Description
A refreshing lemonade with floral lavender, creamy coconut milk, and tart lemon.
Ingredients
Scale
- 1 cup granulated sugar
- 1 cup water (for simple syrup)
- 1/4 cup dried culinary lavender buds
- 6 cups cold water (for lemonade)
- 1 1/2 cups fresh lemon juice (about 8–10 lemons)
- 1 (13.5 oz) can full-fat coconut milk, refrigerated overnight
- Lemon slices, for garnish
- Lavender sprigs, for garnish (optional)
- Ice cubes
Instructions
- Combine sugar and water in a medium saucepan.
- Stir in lavender buds. Ensure they are culinary grade.
- Heat over medium heat, stirring until sugar is dissolved and the syrup is clear.
- Reduce heat to low and simmer gently for 5-7 minutes to infuse lavender flavor. Do not boil vigorously.
- Remove from heat and let steep for at least 30 minutes, or up to an hour for a stronger flavor.
- Strain the syrup through a fine-mesh sieve (lined with cheesecloth or coffee filter if available) to remove lavender buds. Discard the buds.
- Cool completely before using. Store in an airtight container in the refrigerator for up to 2 weeks.
- Refrigerate the can of full-fat coconut milk overnight (at least 8 hours).
- Carefully open the can without shaking. Scoop out the thick, solidified coconut cream from the top, leaving the watery liquid behind.
- Reserve the liquid for other uses (optional).
- Whip the coconut cream with an electric mixer for a minute or two until light and fluffy (optional).
- In a large pitcher, combine cold water and lemon juice. Stir well.
- Pour in the cooled lavender simple syrup, starting with 3/4 cup. Taste and add more, a tablespoon at a time, until desired sweetness is reached.

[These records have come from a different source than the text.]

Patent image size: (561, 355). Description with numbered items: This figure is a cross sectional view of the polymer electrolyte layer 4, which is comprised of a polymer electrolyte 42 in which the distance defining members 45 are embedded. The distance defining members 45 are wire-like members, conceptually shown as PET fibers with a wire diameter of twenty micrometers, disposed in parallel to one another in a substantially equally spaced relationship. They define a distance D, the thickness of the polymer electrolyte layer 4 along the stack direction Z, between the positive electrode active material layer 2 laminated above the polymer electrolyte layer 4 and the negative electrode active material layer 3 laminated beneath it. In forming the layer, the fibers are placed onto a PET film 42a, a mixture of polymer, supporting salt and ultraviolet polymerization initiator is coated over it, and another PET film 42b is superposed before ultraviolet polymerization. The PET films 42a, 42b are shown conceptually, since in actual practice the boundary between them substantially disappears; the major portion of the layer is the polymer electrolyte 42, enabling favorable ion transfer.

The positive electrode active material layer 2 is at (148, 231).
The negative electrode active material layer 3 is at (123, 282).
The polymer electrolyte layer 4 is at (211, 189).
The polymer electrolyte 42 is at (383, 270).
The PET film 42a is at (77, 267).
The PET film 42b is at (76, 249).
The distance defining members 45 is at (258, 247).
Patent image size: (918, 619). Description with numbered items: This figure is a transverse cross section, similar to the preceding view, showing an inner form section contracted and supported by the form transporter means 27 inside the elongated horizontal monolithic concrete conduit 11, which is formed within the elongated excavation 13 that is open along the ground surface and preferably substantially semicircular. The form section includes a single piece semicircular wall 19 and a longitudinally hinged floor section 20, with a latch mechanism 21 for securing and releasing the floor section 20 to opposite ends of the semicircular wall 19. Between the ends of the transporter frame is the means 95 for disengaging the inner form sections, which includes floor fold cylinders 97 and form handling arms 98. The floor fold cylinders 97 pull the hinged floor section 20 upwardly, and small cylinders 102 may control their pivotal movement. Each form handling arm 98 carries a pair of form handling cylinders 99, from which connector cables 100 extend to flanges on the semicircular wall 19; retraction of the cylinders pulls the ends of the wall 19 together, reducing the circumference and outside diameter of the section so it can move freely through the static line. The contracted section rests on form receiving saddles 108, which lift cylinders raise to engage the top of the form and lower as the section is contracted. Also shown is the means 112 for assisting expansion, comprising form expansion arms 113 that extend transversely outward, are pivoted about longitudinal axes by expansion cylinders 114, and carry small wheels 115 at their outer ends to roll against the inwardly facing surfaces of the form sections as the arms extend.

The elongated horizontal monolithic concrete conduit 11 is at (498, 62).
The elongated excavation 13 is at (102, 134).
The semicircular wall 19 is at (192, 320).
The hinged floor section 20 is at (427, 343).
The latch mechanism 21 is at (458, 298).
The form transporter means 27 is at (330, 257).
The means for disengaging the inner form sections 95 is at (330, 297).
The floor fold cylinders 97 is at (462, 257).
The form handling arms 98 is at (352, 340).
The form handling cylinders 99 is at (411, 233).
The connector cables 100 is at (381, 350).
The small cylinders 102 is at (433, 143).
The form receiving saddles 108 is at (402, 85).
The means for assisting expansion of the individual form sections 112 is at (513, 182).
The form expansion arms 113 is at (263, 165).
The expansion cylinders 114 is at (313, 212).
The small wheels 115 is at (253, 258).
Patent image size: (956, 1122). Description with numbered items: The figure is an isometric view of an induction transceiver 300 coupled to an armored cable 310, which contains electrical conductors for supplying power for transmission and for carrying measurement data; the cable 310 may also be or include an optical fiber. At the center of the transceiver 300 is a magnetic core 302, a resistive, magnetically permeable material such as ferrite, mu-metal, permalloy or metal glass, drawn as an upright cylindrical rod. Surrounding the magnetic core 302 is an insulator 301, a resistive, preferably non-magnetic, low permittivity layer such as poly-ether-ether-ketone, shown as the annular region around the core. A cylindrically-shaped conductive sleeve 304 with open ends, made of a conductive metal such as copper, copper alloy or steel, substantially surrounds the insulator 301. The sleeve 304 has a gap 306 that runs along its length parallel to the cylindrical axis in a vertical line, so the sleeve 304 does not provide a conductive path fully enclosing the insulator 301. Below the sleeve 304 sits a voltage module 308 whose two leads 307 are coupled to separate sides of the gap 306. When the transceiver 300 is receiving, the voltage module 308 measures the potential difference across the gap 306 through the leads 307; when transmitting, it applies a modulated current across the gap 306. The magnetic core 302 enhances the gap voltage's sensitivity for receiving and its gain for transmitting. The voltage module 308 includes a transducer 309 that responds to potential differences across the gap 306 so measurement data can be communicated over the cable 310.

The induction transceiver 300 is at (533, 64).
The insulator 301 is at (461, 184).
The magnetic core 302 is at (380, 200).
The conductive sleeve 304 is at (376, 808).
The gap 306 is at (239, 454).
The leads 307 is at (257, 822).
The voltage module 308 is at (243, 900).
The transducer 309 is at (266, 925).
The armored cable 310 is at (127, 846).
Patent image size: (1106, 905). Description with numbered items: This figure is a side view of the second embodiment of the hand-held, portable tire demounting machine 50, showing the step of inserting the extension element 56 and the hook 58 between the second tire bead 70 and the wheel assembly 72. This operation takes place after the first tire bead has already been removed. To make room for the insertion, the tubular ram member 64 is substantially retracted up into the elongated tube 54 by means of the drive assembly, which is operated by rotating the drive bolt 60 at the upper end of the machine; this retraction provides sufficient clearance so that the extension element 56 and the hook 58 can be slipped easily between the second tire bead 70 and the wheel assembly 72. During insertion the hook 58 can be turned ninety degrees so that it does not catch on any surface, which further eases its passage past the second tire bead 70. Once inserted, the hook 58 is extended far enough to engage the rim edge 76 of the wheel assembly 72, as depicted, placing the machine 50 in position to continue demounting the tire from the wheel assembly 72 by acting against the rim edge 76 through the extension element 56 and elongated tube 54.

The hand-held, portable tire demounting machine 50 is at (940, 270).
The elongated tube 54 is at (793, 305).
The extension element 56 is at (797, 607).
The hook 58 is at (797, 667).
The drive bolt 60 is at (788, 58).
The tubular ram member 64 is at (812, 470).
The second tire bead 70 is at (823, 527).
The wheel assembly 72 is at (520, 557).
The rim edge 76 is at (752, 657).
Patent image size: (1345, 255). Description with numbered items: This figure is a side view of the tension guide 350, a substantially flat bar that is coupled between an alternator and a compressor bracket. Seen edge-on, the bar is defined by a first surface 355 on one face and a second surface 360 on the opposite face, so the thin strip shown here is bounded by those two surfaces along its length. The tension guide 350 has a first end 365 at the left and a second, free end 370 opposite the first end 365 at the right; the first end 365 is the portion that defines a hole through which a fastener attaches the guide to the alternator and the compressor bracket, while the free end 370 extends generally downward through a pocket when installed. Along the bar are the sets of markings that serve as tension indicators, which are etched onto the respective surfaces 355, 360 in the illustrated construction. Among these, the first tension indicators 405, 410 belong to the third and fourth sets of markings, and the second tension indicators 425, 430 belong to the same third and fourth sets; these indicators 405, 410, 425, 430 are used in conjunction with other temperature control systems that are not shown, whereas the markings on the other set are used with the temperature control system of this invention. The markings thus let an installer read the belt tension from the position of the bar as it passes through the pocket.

- Gently fold in the prepared coconut cream. Be careful not to overmix.
- Refrigerate for at least 30 minutes to allow flavors to meld.
- Serve over ice, garnished with lemon slices and lavender sprigs (if using).
Notes
- Adjust sweetness to your preference.
- For a fizzy lemonade, replace some of the water with sparkling water or club soda just before serving.
- For an adult version, add a shot of vodka, gin, or rum to each glass.
- The lemonade can be made a day or two in advance and stored in the refrigerator.
- If the lemonade is too tart, add more simple syrup. If it’s too sweet, add more lemon juice.
- If the coconut cream is not separating, make sure you’re using full-fat coconut milk and that it’s been refrigerated for long enough. If it’s still not separating, try placing it in the freezer for 30 minutes before opening the can.
- If the lemonade is separating, simply stir it well before serving to re-incorporate the ingredients.
- If the lavender flavor is too strong, reduce the amount of lavender buds you use in the simple syrup, or steep the syrup for a shorter amount of time.
- If the lavender flavor is too weak, increase the amount of lavender buds you use in the simple syrup, or steep the syrup for a longer amount of time.